1. Fixed / flat-rate pricing model
Fixed pricing stays simple: a single product, a fixed set of features, and a fixed monthly price.
Basecamp offers flat-rate pricing on its project management software.
Flat-rate pricing is easier to communicate and easier to sell; if you're adding valuable features, simply raise your rate. If you add additional products, the fixed price goes on top of your base fixed rate. It's been used by several streaming services and is at the core of the dollar shave club's initial success.
But while flat-rate subscription pricing might be easy for potential customers to understand, it often means leaving money on the table for SaaS companies. Keeping prices low means missing out on additional revenue from larger companies and vice-versa; smaller companies might be priced out of higher-cost tools.
2. Tiered pricing model
Tiered pricing allows companies to offer multiple packages with different features and product combinations available at different price points. The number of packages can vary, but most subscription companies offer two or three pricing tiers.
Sprout Social's tiered pricing model offers different combinations of features across their three packages.
Social media management tool Sprout Social designs its tiers around the needs of different customers, whether they're professionals who need "essential tools" or companies looking for advanced tools "at scale." By catering to multiple buyer personas at multiple price points, Sprout Social can maximize how much revenue they can extract from each customer while providing an easy upsell opportunity for long-term users as companies outgrow each tier.
Beyond two or three options, however, things start to go downhill - offering too many choices leads to indecision and lower sales. It's easy to try appealing to customer types with varying budgets by adding more tiers, but this leads to 'analysis paralysis' and lost sales.
3. Per unit/user model
Per-user pricing is the go-to subscription business model for the majority of companies.

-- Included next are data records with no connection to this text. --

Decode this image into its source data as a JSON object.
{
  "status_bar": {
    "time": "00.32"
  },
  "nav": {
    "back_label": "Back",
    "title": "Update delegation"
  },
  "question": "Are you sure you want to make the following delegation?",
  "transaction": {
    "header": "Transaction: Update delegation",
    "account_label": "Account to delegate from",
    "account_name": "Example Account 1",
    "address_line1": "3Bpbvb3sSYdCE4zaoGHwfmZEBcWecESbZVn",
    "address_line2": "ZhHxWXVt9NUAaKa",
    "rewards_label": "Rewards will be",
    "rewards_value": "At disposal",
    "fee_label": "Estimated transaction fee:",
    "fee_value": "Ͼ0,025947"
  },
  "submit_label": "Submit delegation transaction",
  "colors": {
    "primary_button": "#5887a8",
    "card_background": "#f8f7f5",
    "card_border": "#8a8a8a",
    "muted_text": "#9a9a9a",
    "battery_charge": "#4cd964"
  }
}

Pricing scales evenly along with the number of users - the more users, the more you can charge.
Buffer prices each tier of their social media management tool by the number of users.
Per-user pricing is easy for potential buyers to understand, simplifying the sales process. It also makes forecasting monthly recurring revenue (MRR) straightforward since revenue scales in direct proportion to the number of users.
Charging for each new user does have downsides, though. For example, charging per seat can lead to users sharing logins across teams, cutting into your potential revenue.
4. Usage model
Usage-based pricing is somewhat less common among SaaS businesses - it's mainly used by telecommunications companies and IT services. Users are charged based on how much of a product or service they consume: download 4GB of data in a month, for example, and you'll be charged for exactly 4GB.
Data enrichment tool Clearbit charges based on the number of API requests each month.
Tying pricing to usage makes it easier for small companies to get started with your product while avoiding the high upfront monthly or yearly fees charged by some subscription companies. On the other end of the scale, it also accounts for additional costs incurred by heavy users, charging them fairly based on the extra time and resources they consume. Charging based on usage does, however, make it much harder to predict revenue since billing can vary dramatically each month.